Чувство к нему росло и росло. Он был моим властелином и знал об этом, но ни на волосок не пользовался своей возможной властью. Наоборот, он слагал всю свою силу к моим ногам. Это было счастье. Большое счастье полюбить и быть любимой таким человеком. Когда я к нему пришла, боялась только одного трудного вопроса. Но он ничего не спросил и никогда не спрашивал, не было на мне ничего грязного и зазорного, но было бы трудно объяснить ему, и я была ему так благодарна, без конца и без края. И во всем он был добр и великодушен, как сильный и смелый человек. Как с ним было хорошо! Я поняла это навсегда, на всю жизнь. Никогда! Никто другой! И вот теперь я одна, ослабла от голодухи, забот о детях, холода. А он, Левочка, светится моей звездочкой счастья, и никогда! и никто! другой».
Прочесть это письмо мне довелось значительно позднее. Как не похоже оно было на то, что позже ожидало меня при встрече с Ирочкой в Куйбышеве.
ВЕЛИКАНОВ
Нас оставалось только трое из одиннадцати ребят, почти как в песне, и первому из равных, старшему из нас Карпу Великанову оторвало ногу.

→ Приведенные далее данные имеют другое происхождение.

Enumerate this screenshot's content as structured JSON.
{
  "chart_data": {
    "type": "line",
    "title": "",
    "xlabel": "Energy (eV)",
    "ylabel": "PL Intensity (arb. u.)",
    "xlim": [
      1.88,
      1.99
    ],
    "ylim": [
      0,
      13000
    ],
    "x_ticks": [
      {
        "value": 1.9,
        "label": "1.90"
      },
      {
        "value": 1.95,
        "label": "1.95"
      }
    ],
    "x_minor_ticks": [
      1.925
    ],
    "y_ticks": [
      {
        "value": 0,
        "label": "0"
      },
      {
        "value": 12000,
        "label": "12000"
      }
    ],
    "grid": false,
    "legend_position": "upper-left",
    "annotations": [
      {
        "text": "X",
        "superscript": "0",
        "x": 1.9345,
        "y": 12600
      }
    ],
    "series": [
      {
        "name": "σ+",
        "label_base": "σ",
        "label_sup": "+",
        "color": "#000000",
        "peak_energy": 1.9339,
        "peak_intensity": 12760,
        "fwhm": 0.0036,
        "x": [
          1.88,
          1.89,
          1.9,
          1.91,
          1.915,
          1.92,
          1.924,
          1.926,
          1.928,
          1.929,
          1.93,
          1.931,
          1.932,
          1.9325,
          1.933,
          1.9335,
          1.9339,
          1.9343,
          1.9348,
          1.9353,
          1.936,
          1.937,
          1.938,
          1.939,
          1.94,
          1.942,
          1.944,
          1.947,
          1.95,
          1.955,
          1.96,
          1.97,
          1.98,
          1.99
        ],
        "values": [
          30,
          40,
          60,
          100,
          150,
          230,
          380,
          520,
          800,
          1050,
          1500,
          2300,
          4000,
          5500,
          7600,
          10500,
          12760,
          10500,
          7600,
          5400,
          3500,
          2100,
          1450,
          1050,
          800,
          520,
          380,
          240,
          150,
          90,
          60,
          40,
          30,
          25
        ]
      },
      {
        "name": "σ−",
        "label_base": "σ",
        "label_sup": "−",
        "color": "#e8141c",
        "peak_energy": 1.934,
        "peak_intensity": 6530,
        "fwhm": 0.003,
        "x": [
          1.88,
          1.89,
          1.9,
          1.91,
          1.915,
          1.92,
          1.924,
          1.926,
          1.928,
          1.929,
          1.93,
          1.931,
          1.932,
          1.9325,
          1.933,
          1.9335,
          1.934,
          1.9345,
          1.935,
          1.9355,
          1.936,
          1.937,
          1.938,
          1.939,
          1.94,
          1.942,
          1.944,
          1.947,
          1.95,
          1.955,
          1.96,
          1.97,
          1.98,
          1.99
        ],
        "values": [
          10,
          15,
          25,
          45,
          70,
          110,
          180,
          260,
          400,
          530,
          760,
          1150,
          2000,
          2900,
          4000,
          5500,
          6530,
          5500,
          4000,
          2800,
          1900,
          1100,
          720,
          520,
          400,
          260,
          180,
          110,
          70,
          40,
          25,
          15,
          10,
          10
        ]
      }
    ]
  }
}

Как-то обычно и простенько все звучит в одной фразе — оторвало ногу. Толе Кельзону вырвало бок осколком, Сереге Калинкину перебило голень, Абраму — осколок в живот, а Карпу — оторвало ногу. Хочется сказать, Надежда… Надежда … угасает пунктиром. Справедливость, правда и милосердие восторжествуют, хватит ли нас увидеть это торжество.
Карп был в командирской разведке с полковником Угрюмовым и нарвался на мину. На нашу мину. И была их, мин этих, тьма. Проклятые мины. На них подрывались свои, а немцы по ним же ходили. Ставились мины пехотные и танковые, ставились на проходах, в лесу на полянах. Кто ставил и где ставил — забывалось. Сегодня он поставил — завтра его убило. Сегодня поставил — завтра забыл, а Карп нарвался.